If the cause is due to bony obstruction such as a cervical rib, or fractured first rib or collarbone with malunion; then surgery will be best as the condition is unlikely to get better on its own.
If the cause is presumed to be due to compression by the scalene muscles, or inadequate space between the rib and collar bone, then surgery is recommended if there is no improvement after 3-4 months, and the symptoms are severe.
If the symptoms are longstanding and the patient can tolerate them, then conservative treatment can be continued. Surgical decompression may be performed earlier in sportsmen who want to get back to their activities earlier.
A decompression is performed. Any cervical ribs are removed. The scalene muscles are divided off the first rib, and any scar tissue between the muscles, arteries, and nerves is removed.
It is better to also remove the first rib, to open the floor of the thoracic outlet and make sure an adequate decompression has been performed.
The incision usually just above the collar bone, about 6-8cm long. Some surgeons perform the procedure through the axilla, or armpit, for a better cosmetic result, and to stay away from the brachial plexus, thereby avoiding the risk of injuring it.
We prefer the incision above the collar bone, as we find it easier to dissect any scar tissue off the brachial plexus. We find it easier to identify the whole brachial plexus this way, and make sure there is no scar around it higher up.
Once the procedure has been done, a small drainage catheter is placed into the wound. We usually place an epidural catheter around the nerves, and give local anaesthetic through it for post operative pain relief. This is usually left in for 2 days, and initially may cause the whole arm to go numb for a few hours so we warn patients not to be worried about this before the time.
The procedure takes 1 to 11/2 hours to perform; patients generally spend two to three days in hospital and are booked off work for three to four weeks to recover. The procedure is performed by cardiothoracic surgeons, vascular surgeons, general surgeons and sometimes orthopedic surgeons.
In experienced hands the complications are virtually non-existent, but surgeons who occasionally perform the procedure tend to have more complications. It is a procedure that needs to be meticulously performed by a surgeon who knows the anatomy well.

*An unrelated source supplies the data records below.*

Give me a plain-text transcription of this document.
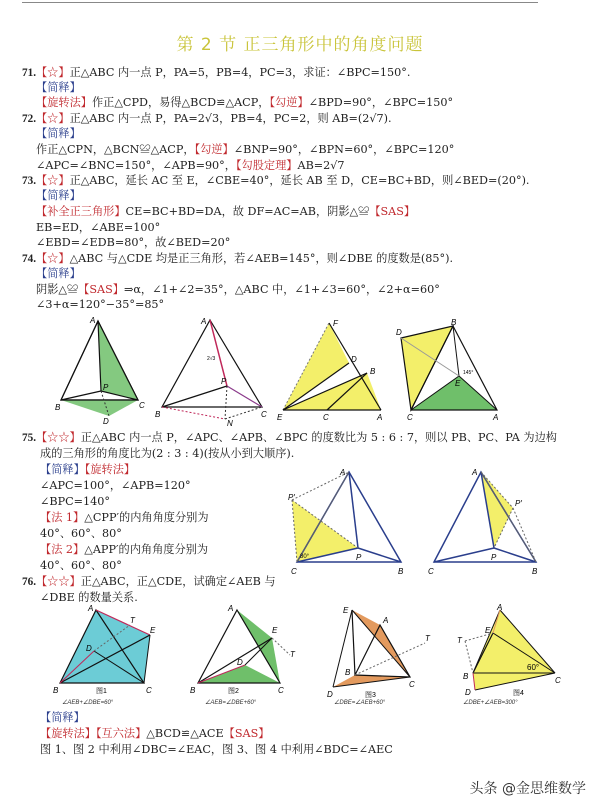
第 2 节 正三角形中的角度问题
71.【☆】正△ABC 内一点 P，PA=5，PB=4，PC=3，求证：∠BPC=150°.
【简释】
【旋转法】作正△CPD，易得△BCD≌△ACP，【勾逆】∠BPD=90°，∠BPC=150°
72.【☆】正△ABC 内一点 P，PA=2√3，PB=4，PC=2，则 AB=(2√7).
【简释】
作正△CPN，△BCN≌△ACP，【勾逆】∠BNP=90°，∠BPN=60°，∠BPC=120°
∠APC=∠BNC=150°，∠APB=90°，【勾股定理】AB=2√7
73.【☆】正△ABC，延长 AC 至 E，∠CBE=40°，延长 AB 至 D，CE=BC+BD，则∠BED=(20°).
【简释】
【补全正三角形】CE=BC+BD=DA，故 DF=AC=AB，阴影△≌【SAS】
EB=ED，∠ABE=100°
∠EBD=∠EDB=80°，故∠BED=20°
74.【☆】△ABC 与△CDE 均是正三角形，若∠AEB=145°，则∠DBE 的度数是(85°).
【简释】
阴影△≌【SAS】⇒α，∠1+∠2=35°，△ABC 中，∠1+∠3=60°，∠2+α=60°
∠3+α=120°−35°=85°
A
P
B	C
D
A
P
B	C
N
2√3
F
D
B
E	C	A
B
D
E
C	A
145°
75.【☆☆】正△ABC 内一点 P，∠APC、∠APB、∠BPC 的度数比为 5 : 6 : 7，则以 PB、PC、PA 为边构
成的三角形的角度比为(2 : 3 : 4)(按从小到大顺序).
【简释】【旋转法】
∠APC=100°，∠APB=120°
∠BPC=140°
【法 1】△CPP′的内角角度分别为
40°、60°、80°
【法 2】△APP′的内角角度分别为
40°、60°、80°
A
P′
P
C	B
80°
A
P′
P
C	B
76.【☆☆】正△ABC，正△CDE，试确定∠AEB 与
∠DBE 的数量关系.
A
T
E
D
B	C
图1
∠AEB+∠DBE=60°
A
E
T
D
B	C
图2
∠AEB=∠DBE+60°
E
A
T
B
C
D	图3
∠DBE=∠AEB+60°
A
E
T
B	C
D
60°
图4
∠DBE+∠AEB=300°
【简释】
【旋转法】【互六法】△BCD≌△ACE【SAS】
图 1、图 2 中利用∠DBC=∠EAC，图 3、图 4 中利用∠BDC=∠AEC
头条 @金思维数学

Many nerves run through the area, but luckily damage can be avoided by meticulous dissection, and identifying all the nerves before dividing the muscles.

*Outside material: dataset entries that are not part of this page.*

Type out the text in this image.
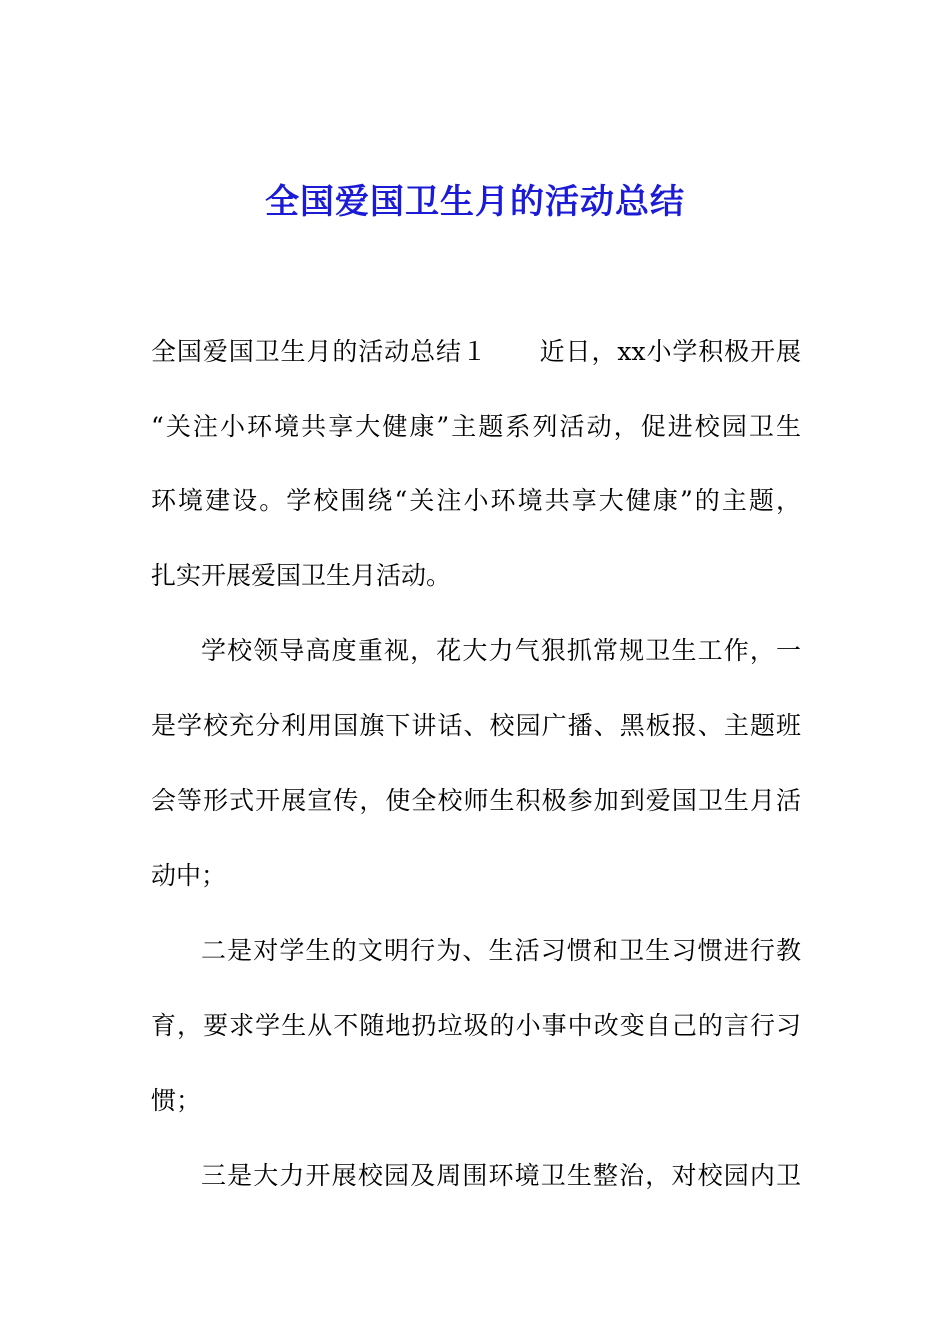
全国爱国卫生月的活动总结
全国爱国卫生月的活动总结１　　近日，xx小学积极开展
“关注小环境共享大健康”主题系列活动，促进校园卫生
环境建设。学校围绕“关注小环境共享大健康”的主题，
扎实开展爱国卫生月活动。
学校领导高度重视，花大力气狠抓常规卫生工作，一
是学校充分利用国旗下讲话、校园广播、黑板报、主题班
会等形式开展宣传，使全校师生积极参加到爱国卫生月活
动中；
二是对学生的文明行为、生活习惯和卫生习惯进行教
育，要求学生从不随地扔垃圾的小事中改变自己的言行习
惯；
三是大力开展校园及周围环境卫生整治，对校园内卫
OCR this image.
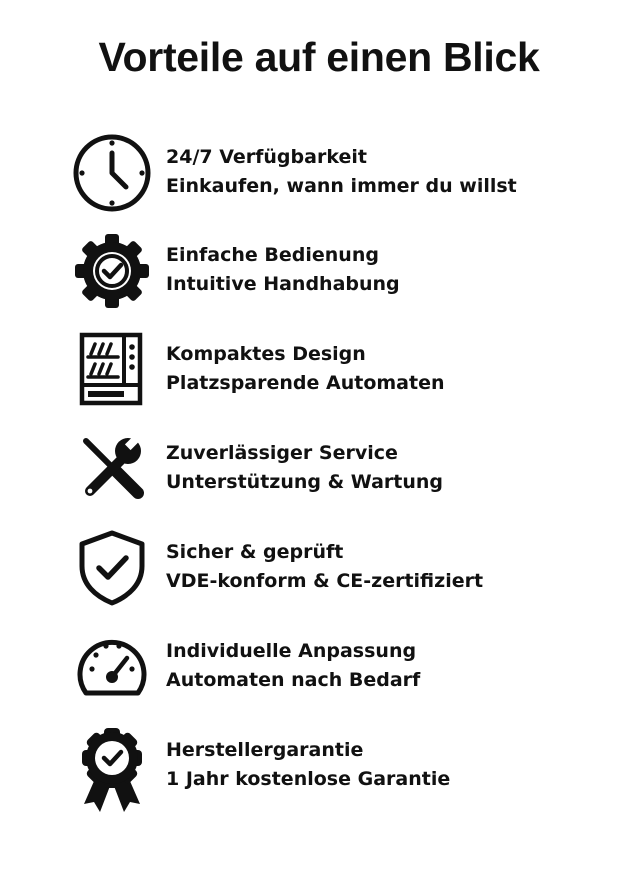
Vorteile auf einen Blick
24/7 Verfügbarkeit
Einkaufen, wann immer du willst
Einfache Bedienung
Intuitive Handhabung
Kompaktes Design
Platzsparende Automaten
Zuverlässiger Service
Unterstützung & Wartung
Sicher & geprüft
VDE-konform & CE-zertifiziert
Individuelle Anpassung
Automaten nach Bedarf
Herstellergarantie
1 Jahr kostenlose Garantie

We have not had any of these problems, but they have been seen and also described in the literature, so need to be mentioned. (The reported incidence
is < 1%):
- Phrenic nerve injury – paralysis of the diaphragm on that side.
- Long thoracic nerve injury – Paralysis of the serratus anterior muscle that pulls the scapula (shoulder blade) forwards.

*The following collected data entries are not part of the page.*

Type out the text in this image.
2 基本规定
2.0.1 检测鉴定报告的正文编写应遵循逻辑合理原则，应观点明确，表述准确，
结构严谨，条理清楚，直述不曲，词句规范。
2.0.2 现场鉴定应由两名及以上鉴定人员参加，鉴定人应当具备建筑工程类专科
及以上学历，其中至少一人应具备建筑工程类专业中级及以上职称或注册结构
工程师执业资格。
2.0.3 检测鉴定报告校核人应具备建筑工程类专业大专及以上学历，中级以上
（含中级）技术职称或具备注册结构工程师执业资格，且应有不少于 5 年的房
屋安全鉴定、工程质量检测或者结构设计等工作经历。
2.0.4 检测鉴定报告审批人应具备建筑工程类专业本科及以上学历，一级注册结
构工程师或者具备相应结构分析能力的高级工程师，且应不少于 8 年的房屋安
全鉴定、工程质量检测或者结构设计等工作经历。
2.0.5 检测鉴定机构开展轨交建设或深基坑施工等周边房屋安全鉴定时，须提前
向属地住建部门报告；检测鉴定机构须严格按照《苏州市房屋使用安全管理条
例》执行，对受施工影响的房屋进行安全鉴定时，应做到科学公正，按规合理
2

- Brachial plexus injury – this is usually mild and reversible. It is worthwhile to mention that mild traction on the brachial plexus may sometimes cause a bit of numbness of the fingertips for a few days.
- Removal of the first rib may result in the pleura (membrane covering the chest cavity) being opened. This happens very rarely in our practice, and then it is recognized during the operation, and the wound drain is advanced into the chest cavity to prevent a blood collection there and to make sure the lung does not collapse.
- It is common to have an area of numbness below the wound, and this may last for months.